NATO'nun en kırılgan noktası Litvanya
Mayın döşemeye hazırlanan ülkeler içinde en hassas durumda olanlardan biri Litvanya. Hem Belarus’a hem de Rusya’ya (Kaliningrad bölgesi üzerinden) toplamda 725 kilometrelik sınırı olan Litvanya, NATO için en kırılgan noktalardan biri.
Bölgedeki en stratejik alan, NATO’nun Baltık ülkelerine kara yoluyla takviye gönderebildiği tek güzergah olan Suwalki Koridoru. Putin’in olası bir saldırısı, bu sakin köyler ve ormanlık alanlardan geçerek buradan gelebilir.

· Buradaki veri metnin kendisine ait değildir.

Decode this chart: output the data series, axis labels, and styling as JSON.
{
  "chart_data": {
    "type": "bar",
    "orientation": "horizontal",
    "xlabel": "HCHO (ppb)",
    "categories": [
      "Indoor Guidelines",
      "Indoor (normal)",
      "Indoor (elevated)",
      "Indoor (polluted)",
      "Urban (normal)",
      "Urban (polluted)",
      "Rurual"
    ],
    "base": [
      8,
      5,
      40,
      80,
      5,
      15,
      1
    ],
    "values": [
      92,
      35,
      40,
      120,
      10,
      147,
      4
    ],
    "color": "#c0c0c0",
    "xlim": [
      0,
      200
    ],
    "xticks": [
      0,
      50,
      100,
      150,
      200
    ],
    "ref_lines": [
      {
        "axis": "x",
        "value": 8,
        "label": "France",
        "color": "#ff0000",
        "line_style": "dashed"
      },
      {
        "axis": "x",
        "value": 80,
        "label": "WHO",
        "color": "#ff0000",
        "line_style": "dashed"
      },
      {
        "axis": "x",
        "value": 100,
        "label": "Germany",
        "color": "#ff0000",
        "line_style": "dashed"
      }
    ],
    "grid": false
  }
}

Bu koridorun en savunmasız noktası ise “papağan gagası” şeklinde Belarus’a doğru uzanan dar bir Litvanya toprak parçası. Üç tarafı düşman sınırlarıyla çevrili bu bölgede, köylerin çoğu sınırdan sadece birkaç kilometre uzaklıkta.
Litvanya Savunma Bakanı Dovile Sakaline, Ottawa Sözleşmesi’nden çekilmeyi, “mevcut güvenlik koşullarının gereği” olarak savunuyor. “Rusya’nın uluslararası hukuku sistematik şekilde ihlal etmesi ve sınırlarımızdaki askeri provokasyonlar, varoluşsal bir tehdit oluşturuyor” diyen Šakalienė, Rusya’nın bu sözleşmeye hiç katılmadığını da hatırlatıyor.
Rusya'nın 26 milyondan fazla mayını var
Sözleşmeye imza atan Avrupa ülkeleri mayın stoklarını imha ederken, Rusya 2024 itibarıyla 26 milyondan fazla mayın üretmiş durumda. Bunların büyük kısmı hâlen Ukrayna’da sivilleri öldürüyor ya da sakat bırakıyor.
Kara mayınları, siviller ve doğa üzerindeki yıkıcı etkileri nedeniyle yıllardır uluslararası toplum tarafından yasaklanmaya çalışılmıştı. Ancak Avrupa’nın doğusunda yeniden yükselen tehdit algısı, etik kaygıların yerini stratejik gerekliliklere bırakıyor.
Baltık ülkeleri ve Polonya’nın kararı, hem küresel silahsızlanma çabaları için bir geri adım hem de yeni bir güvenlik paradigmasının habercisi. Uzmanlara göre, NATO’nun doğu cephesindeki bu gelişme, Soğuk Savaş sonrasında Avrupa’da kurulan uluslararası düzenin kırılganlığını bir kez daha gözler önüne seriyor.